Der türkische Kulturförderer Osman Kavala ist von einem Istanbuler Gericht zu einer lebenslangen Haftstrafe verurteilt worden. Die drei Richter erließen das Urteil gegen 64-Jährigen wegen des Vorwurfs des versuchten Umsturzes der Regierung – ohne Möglichkeit auf Bewährung. 

Zusammen mit Kavala wurden mehrere weitere Personen zu je 18 Jahren Haft verurteilt. Ihnen wird Beihilfe zum Putschversuch vorgeworfen. Ein Verfahren wegen Spionageverdachts gegen Kavala sei aus Mangel an Beweisen eingestellt worden, teilte das Gericht weiter mit.

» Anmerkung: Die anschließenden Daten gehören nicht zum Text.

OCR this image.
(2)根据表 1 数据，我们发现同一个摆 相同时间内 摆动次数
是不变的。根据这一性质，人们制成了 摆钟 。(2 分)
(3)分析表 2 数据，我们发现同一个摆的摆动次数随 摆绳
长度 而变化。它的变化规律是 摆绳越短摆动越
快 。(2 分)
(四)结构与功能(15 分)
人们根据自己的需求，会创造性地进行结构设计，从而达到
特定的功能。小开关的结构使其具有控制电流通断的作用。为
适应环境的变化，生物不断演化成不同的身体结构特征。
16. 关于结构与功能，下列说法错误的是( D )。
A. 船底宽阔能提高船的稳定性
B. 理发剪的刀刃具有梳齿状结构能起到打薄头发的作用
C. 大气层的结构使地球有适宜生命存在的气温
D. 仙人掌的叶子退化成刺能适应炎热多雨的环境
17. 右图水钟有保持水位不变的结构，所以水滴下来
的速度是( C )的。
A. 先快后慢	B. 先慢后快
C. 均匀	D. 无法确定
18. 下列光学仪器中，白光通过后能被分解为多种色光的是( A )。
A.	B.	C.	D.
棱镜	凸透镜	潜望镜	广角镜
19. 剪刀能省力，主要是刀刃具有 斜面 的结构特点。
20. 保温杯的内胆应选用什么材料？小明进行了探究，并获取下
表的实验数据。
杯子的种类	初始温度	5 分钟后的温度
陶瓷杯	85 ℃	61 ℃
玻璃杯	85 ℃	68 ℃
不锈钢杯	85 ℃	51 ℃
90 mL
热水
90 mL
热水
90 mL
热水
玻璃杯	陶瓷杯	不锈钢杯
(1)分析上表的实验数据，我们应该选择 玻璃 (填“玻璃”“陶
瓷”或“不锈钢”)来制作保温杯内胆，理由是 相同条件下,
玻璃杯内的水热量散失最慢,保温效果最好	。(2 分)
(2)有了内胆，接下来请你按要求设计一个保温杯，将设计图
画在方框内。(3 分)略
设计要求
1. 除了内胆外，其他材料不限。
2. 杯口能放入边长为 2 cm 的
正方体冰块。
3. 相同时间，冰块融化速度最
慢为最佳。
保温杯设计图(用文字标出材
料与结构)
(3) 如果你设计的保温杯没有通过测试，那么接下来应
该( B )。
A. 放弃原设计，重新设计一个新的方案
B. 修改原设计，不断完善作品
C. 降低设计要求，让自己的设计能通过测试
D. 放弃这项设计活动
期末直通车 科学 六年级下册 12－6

Kavala ist seit vier Jahren im Hochsicherheitsgefängnis Silivri nahe Istanbul inhaftiert, ohne dass bislang ein Urteil gegen ihn verhängt worden war. Der Geschäftsmann war 2017 ursprünglich wegen des Vorwurfs festgenommen worden, die gegen die Regierung von Präsident Recep Tayyip Erdoğan gerichteten Gezi-Proteste in Istanbul im Jahr 2013 finanziert und organisiert zu haben.

Im Februar 2020 sprach ein Gericht ihn von diesem Vorwurf frei. Kavala wurde damals aus der Haft entlassen, jedoch wenige Stunden später erneut festgenommen – diesmal im Zusammenhang mit dem Putschversuch gegen Erdoğan im Jahr 2016 und wegen Spionagevorwürfen. 

"Die türkische Justiz ist am Ende"

In seiner Abschlusserklärung wies Kavala, der per Video zugeschaltet war, die Anklage erneut zurück. Die Vorwürfe gegen ihn seien nicht plausibel. Er habe nicht mehr getan, als den Demonstranten Gebäck und Gesichtsmasken zu bringen. Es sei ein unwiederbringlicher Verlust für ihn, dass er bereits viereinhalb Jahre im Gefängnis verbracht habe. "Mein einziger Trost ist die Möglichkeit, dass meine Erfahrungen zu einem besseren Verständnis der schwerwiegenden Probleme des Justizwesens beitragen", sagte er.

Deutsche Politiker kritisierten die Verurteilung. "Das Urteil gegen Osman Kavala und die anderen Angeklagten im Gezi-Verfahren fußt allein auf Lügen und Verschwörungstheorien", twitterte Bundesagrarminister Cem Özdemir. "Wir mussten hier einen politischen Schauprozess beobachten der seinesgleichen sucht. Die türkische Justiz ist am Ende."

Die deutsche Autorenvereinigung PEN-Zentrum reagierte entsetzt. "Dieser Prozess ist und war ein politisches Verfahren frei von Rechtsstaatlichkeit, mit sogar für türkische Verhältnisse atemberaubend lächerlichen Anklage", teilte PEN-Präsident Deniz Yücel mit. Yücel saß selbst bis Februar 2018  – ohne Anklageschrift – im Hochsicherheitsgefängnis Silivri. Der Journalist war erst durch diplomatische Verhandlungen freigekommen.

Diplomatische Krise

Auch internationale Regierungen sowie Menschenrechtsorganisationen kritisieren den Fall seit Jahren. Das Verfahren zeige, "wie schlecht es um die Rechtsstaatlichkeit in der Türkei bestellt ist", teilte Amnesty International im März mit. Kavala werde "aufgrund unbegründeter Anschuldigungen willkürlich in einer Einrichtung weit weg von seiner Familie festgehalten".

Im Herbst 2021 hatte der türkische Recep Tayyip Erdoğan mehrere westliche Botschafter, darunter aus den USA und aus Deutschland, mit der Ausweisung gedroht, nachdem sie sich für die Freilassung Kavalas eingesetzt hatten. Im letzten Moment rückte er jedoch von dieser Maßnahme ab. Der Europarat leitete wegen Kavalas unrechtmäßiger Inhaftierung zudem ein Vertragsverletzungsverfahren gegen die Türkei ein. Die Türkei hatte zuvor eine Anordnung des Europäischen Gerichtshofs für Menschenrechte (EGMR) zu Kavalas Freilassung ignoriert.